Autorretrato - Capítulo Um - O começo do fim

    Enquanto a vida soava por entre sons gélidos, gotas orgânicas se mesclavam com gotas viscerais, escarrando na noite o que os olhares do dia não permitiam, gritando no desespero a melodia dos acordes escondidos, tortos, desalinhadamente encaixados num fluxo maleável que se auto definia tranquilidade, meio a seus surtos e contra-surtos.

    As unhas não eram a força que se esvaia na brutalidade dos objetos que as arrancavam de si, mas as feridas que fazia para se curar, e fazer o que achava inatingível e impossível: se alimentar da sua força para resolver os seus problemas, sem ter que se apoiar no inexistente exterior; ser fiel a si, pois eram suas palavras, seus pensamentos, seu mover, seus segredos opcionais escancarados no que não viam.

    Era só o momento, e cada vez mais o momento; mais denso, mais profundo, mais a sua dor composta de outros que não se viam nos seus olhos, na sua boca dilacerada, na sua cara cortada, nas suas pernas arranhadas. Era só ela com seus conceitos cujo ninguém compartilhava, ninguém escutava, porque ninguém sabia que existia... e ninguém é muito pouca gente.

    As perguntas viravam reticências quando as afirmações eram indelicadas. Quem ia imaginar que ela podia falar por entre palavras?! Era o absurdo!
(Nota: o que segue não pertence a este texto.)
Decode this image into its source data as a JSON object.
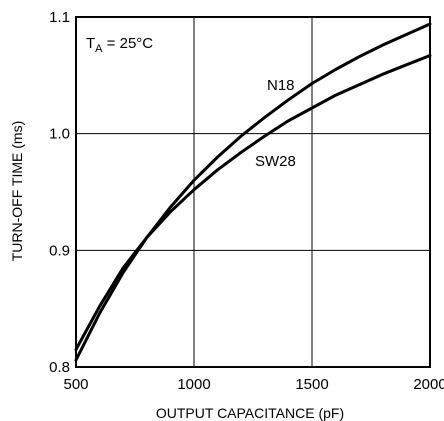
{
  "chart_data": {
    "type": "line",
    "title": "",
    "xlabel": "OUTPUT CAPACITANCE (pF)",
    "ylabel": "TURN-OFF TIME (ms)",
    "xlim": [
      500,
      2000
    ],
    "ylim": [
      0.8,
      1.1
    ],
    "x_ticks": [
      500,
      1000,
      1500,
      2000
    ],
    "y_ticks": [
      0.8,
      0.9,
      1.0,
      1.1
    ],
    "x_tick_labels": [
      "500",
      "1000",
      "1500",
      "2000"
    ],
    "y_tick_labels": [
      "0.8",
      "0.9",
      "1.0",
      "1.1"
    ],
    "grid": true,
    "line_color": "#000000",
    "condition_label": {
      "prefix": "T",
      "subscript": "A",
      "suffix": " = 25°C"
    },
    "series": [
      {
        "name": "N18",
        "x": [
          500,
          600,
          700,
          800,
          900,
          1000,
          1100,
          1200,
          1300,
          1400,
          1500,
          1600,
          1700,
          1800,
          1900,
          2000
        ],
        "y": [
          0.806,
          0.846,
          0.881,
          0.911,
          0.937,
          0.96,
          0.98,
          0.998,
          1.014,
          1.029,
          1.043,
          1.055,
          1.066,
          1.076,
          1.085,
          1.094
        ]
      },
      {
        "name": "SW28",
        "x": [
          500,
          600,
          700,
          800,
          900,
          1000,
          1100,
          1200,
          1300,
          1400,
          1500,
          1600,
          1700,
          1800,
          1900,
          2000
        ],
        "y": [
          0.815,
          0.852,
          0.885,
          0.911,
          0.933,
          0.952,
          0.969,
          0.984,
          0.998,
          1.011,
          1.022,
          1.033,
          1.042,
          1.051,
          1.059,
          1.067
        ]
      }
    ]
  }
}
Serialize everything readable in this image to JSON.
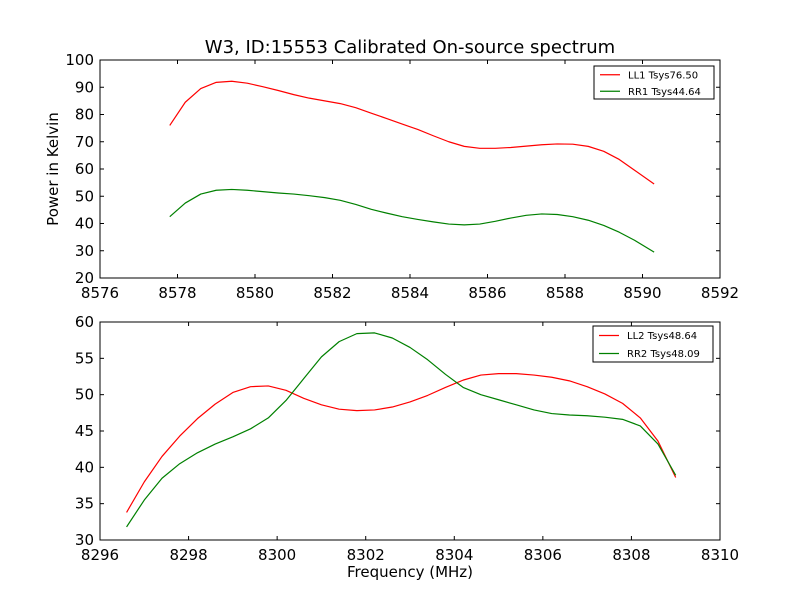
{
  "title": "W3, ID:15553 Calibrated On-source spectrum",
  "chart_data": [
    {
      "type": "line",
      "xlabel": "",
      "ylabel": "Power in Kelvin",
      "xlim": [
        8576,
        8592
      ],
      "ylim": [
        20,
        100
      ],
      "xticks": [
        "8576",
        "8578",
        "8580",
        "8582",
        "8584",
        "8586",
        "8588",
        "8590",
        "8592"
      ],
      "yticks": [
        "20",
        "30",
        "40",
        "50",
        "60",
        "70",
        "80",
        "90",
        "100"
      ],
      "legend_position": "top-right",
      "series": [
        {
          "name": "LL1 Tsys76.50",
          "color": "#ff0000",
          "x": [
            8577.8,
            8578.2,
            8578.6,
            8579.0,
            8579.4,
            8579.8,
            8580.2,
            8580.6,
            8581.0,
            8581.4,
            8581.8,
            8582.2,
            8582.6,
            8583.0,
            8583.4,
            8583.8,
            8584.2,
            8584.6,
            8585.0,
            8585.4,
            8585.8,
            8586.2,
            8586.6,
            8587.0,
            8587.4,
            8587.8,
            8588.2,
            8588.6,
            8589.0,
            8589.4,
            8589.8,
            8590.3
          ],
          "y": [
            76,
            84.5,
            89.5,
            91.8,
            92.2,
            91.5,
            90.2,
            88.8,
            87.3,
            86.0,
            85.0,
            84.0,
            82.5,
            80.5,
            78.5,
            76.5,
            74.5,
            72.2,
            70.0,
            68.3,
            67.6,
            67.6,
            67.9,
            68.4,
            68.9,
            69.2,
            69.1,
            68.3,
            66.5,
            63.5,
            59.5,
            54.5
          ]
        },
        {
          "name": "RR1 Tsys44.64",
          "color": "#008000",
          "x": [
            8577.8,
            8578.2,
            8578.6,
            8579.0,
            8579.4,
            8579.8,
            8580.2,
            8580.6,
            8581.0,
            8581.4,
            8581.8,
            8582.2,
            8582.6,
            8583.0,
            8583.4,
            8583.8,
            8584.2,
            8584.6,
            8585.0,
            8585.4,
            8585.8,
            8586.2,
            8586.6,
            8587.0,
            8587.4,
            8587.8,
            8588.2,
            8588.6,
            8589.0,
            8589.4,
            8589.8,
            8590.3
          ],
          "y": [
            42.5,
            47.5,
            50.8,
            52.2,
            52.5,
            52.2,
            51.7,
            51.2,
            50.8,
            50.2,
            49.5,
            48.5,
            47.0,
            45.2,
            43.8,
            42.5,
            41.5,
            40.6,
            39.8,
            39.5,
            39.8,
            40.8,
            42.0,
            43.0,
            43.5,
            43.3,
            42.5,
            41.2,
            39.3,
            36.8,
            33.8,
            29.5
          ]
        }
      ]
    },
    {
      "type": "line",
      "xlabel": "Frequency (MHz)",
      "ylabel": "",
      "xlim": [
        8296,
        8310
      ],
      "ylim": [
        30,
        60
      ],
      "xticks": [
        "8296",
        "8298",
        "8300",
        "8302",
        "8304",
        "8306",
        "8308",
        "8310"
      ],
      "yticks": [
        "30",
        "35",
        "40",
        "45",
        "50",
        "55",
        "60"
      ],
      "legend_position": "top-right",
      "series": [
        {
          "name": "LL2 Tsys48.64",
          "color": "#ff0000",
          "x": [
            8296.6,
            8297.0,
            8297.4,
            8297.8,
            8298.2,
            8298.6,
            8299.0,
            8299.4,
            8299.8,
            8300.2,
            8300.6,
            8301.0,
            8301.4,
            8301.8,
            8302.2,
            8302.6,
            8303.0,
            8303.4,
            8303.8,
            8304.2,
            8304.6,
            8305.0,
            8305.4,
            8305.8,
            8306.2,
            8306.6,
            8307.0,
            8307.4,
            8307.8,
            8308.2,
            8308.6,
            8309.0
          ],
          "y": [
            33.8,
            38.0,
            41.5,
            44.3,
            46.7,
            48.7,
            50.3,
            51.1,
            51.2,
            50.6,
            49.5,
            48.6,
            48.0,
            47.8,
            47.9,
            48.3,
            49.0,
            49.9,
            51.0,
            52.0,
            52.7,
            52.9,
            52.9,
            52.7,
            52.4,
            51.9,
            51.1,
            50.1,
            48.8,
            46.8,
            43.6,
            38.6
          ]
        },
        {
          "name": "RR2 Tsys48.09",
          "color": "#008000",
          "x": [
            8296.6,
            8297.0,
            8297.4,
            8297.8,
            8298.2,
            8298.6,
            8299.0,
            8299.4,
            8299.8,
            8300.2,
            8300.6,
            8301.0,
            8301.4,
            8301.8,
            8302.2,
            8302.6,
            8303.0,
            8303.4,
            8303.8,
            8304.2,
            8304.6,
            8305.0,
            8305.4,
            8305.8,
            8306.2,
            8306.6,
            8307.0,
            8307.4,
            8307.8,
            8308.2,
            8308.6,
            8309.0
          ],
          "y": [
            31.8,
            35.5,
            38.5,
            40.5,
            42.0,
            43.2,
            44.2,
            45.3,
            46.8,
            49.2,
            52.2,
            55.2,
            57.3,
            58.4,
            58.5,
            57.8,
            56.5,
            54.8,
            52.8,
            51.0,
            50.0,
            49.3,
            48.6,
            47.9,
            47.4,
            47.2,
            47.1,
            46.9,
            46.6,
            45.7,
            43.2,
            38.9
          ]
        }
      ]
    }
  ]
}
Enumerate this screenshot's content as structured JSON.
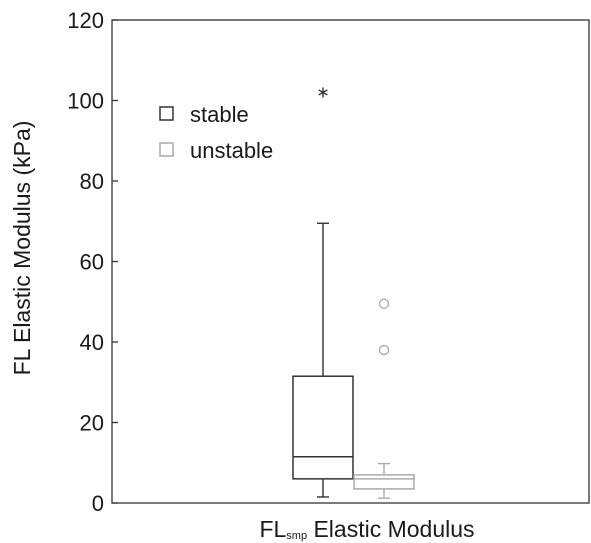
{
  "chart_data": {
    "type": "boxplot",
    "ylabel": "FL Elastic Modulus (kPa)",
    "xlabel": {
      "main": "FL",
      "subscript": "smp",
      "rest": " Elastic Modulus"
    },
    "ylim": [
      0,
      120
    ],
    "yticks": [
      0,
      20,
      40,
      60,
      80,
      100,
      120
    ],
    "grid": false,
    "legend_position": "top-left",
    "series": [
      {
        "name": "stable",
        "color": "#333333",
        "whisker_low": 1.5,
        "q1": 6,
        "median": 11.5,
        "q3": 31.5,
        "whisker_high": 69.5,
        "outliers": [
          {
            "value": 102,
            "marker": "asterisk"
          }
        ]
      },
      {
        "name": "unstable",
        "color": "#aaaaaa",
        "whisker_low": 1.2,
        "q1": 3.5,
        "median": 6,
        "q3": 7,
        "whisker_high": 9.8,
        "outliers": [
          {
            "value": 49.5,
            "marker": "circle"
          },
          {
            "value": 38,
            "marker": "circle"
          }
        ]
      }
    ]
  }
}
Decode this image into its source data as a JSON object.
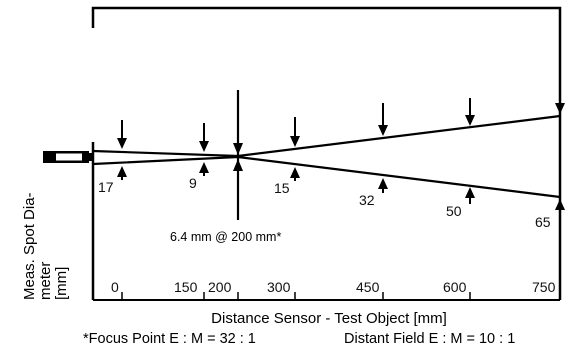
{
  "diagram": {
    "y_label_lines": [
      "Meas. Spot Dia-",
      "meter",
      "[mm]"
    ],
    "x_axis_title": "Distance Sensor - Test Object [mm]",
    "focus_note": "6.4 mm @ 200 mm*",
    "footnote_focus": "*Focus Point E : M = 32 : 1",
    "footnote_distant": "Distant Field E : M = 10 : 1",
    "distances": [
      "0",
      "150",
      "200",
      "300",
      "450",
      "600",
      "750"
    ],
    "spot_diameters": [
      {
        "distance": 0,
        "label": "17"
      },
      {
        "distance": 150,
        "label": "9"
      },
      {
        "distance": 300,
        "label": "15"
      },
      {
        "distance": 450,
        "label": "32"
      },
      {
        "distance": 600,
        "label": "50"
      },
      {
        "distance": 750,
        "label": "65"
      }
    ],
    "colors": {
      "ink": "#000000",
      "background": "#ffffff"
    }
  }
}
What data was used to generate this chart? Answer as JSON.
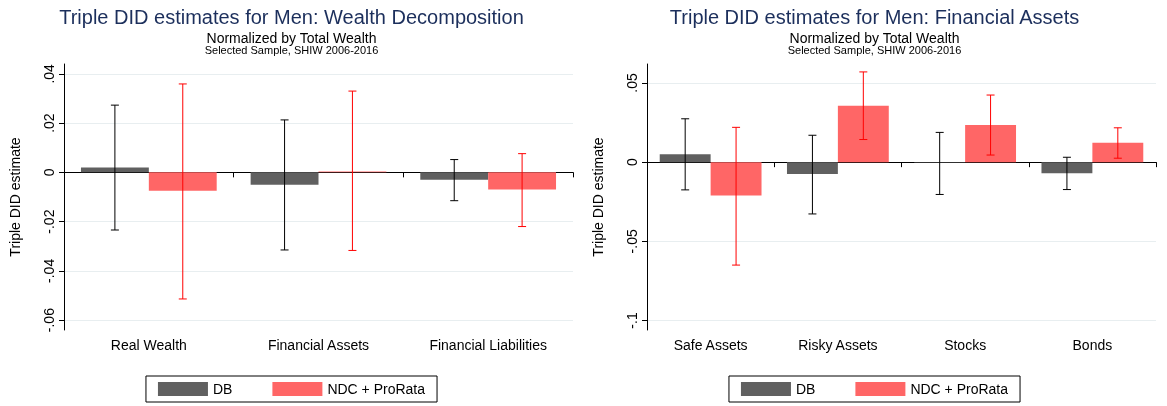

Todos sabiam como ela falava... e todo mundo era muita gente para o seu gosto, que perdera o senso de paladar perto das sanções, amigas próximas dos radicalismos - únicos, reais, melhores e verdadeiros.

    Não era preciso ser o que não se queria, era só fechar os ouvidos e tocar uma música bem alta dentro de si, repleta de diálogos e compreensões, onde o afeto não precisava ser primo do respeito, mas eles podiam se entender sem, necessariamente, tornarem-se mais um relativismo infundado no mundo das verdades científicas.

    Eram coisas que, nesse caso, vinham naturalmente, por mais que repreendidas nas tentativas de, engenhosamente, fazer acontecer o esquecimento naturalmente, as fora-de-ordem retornavam para os valores tabelados, para os princípios necessários nesse mundo sem música; compartilhado e idolatrado.

    Suas lágrimas escorriam e deixavam de escorrer por igual, assim como sua crença em um cubo mágico unicolor, sem o racismo da diferenciação das cores, mas com as particularidades dos ângulos de luz, que incidentes em cada um, tornavam-se, com eles, a sua imagem peculiar.

    Foram só pensamentos que desabaram numa noite chuvosa, na sua auto presença e companhia, servindo de testemunho, para si, de que era possível escrever as suas regras, que aceitavam, necessariamente, outras regras que se dispusessem a um clube sofista na versatilidade do presente que a todo momento se espiralava com todo o resto.

                                                      Talvez não tenha sido um pequeno desfecho.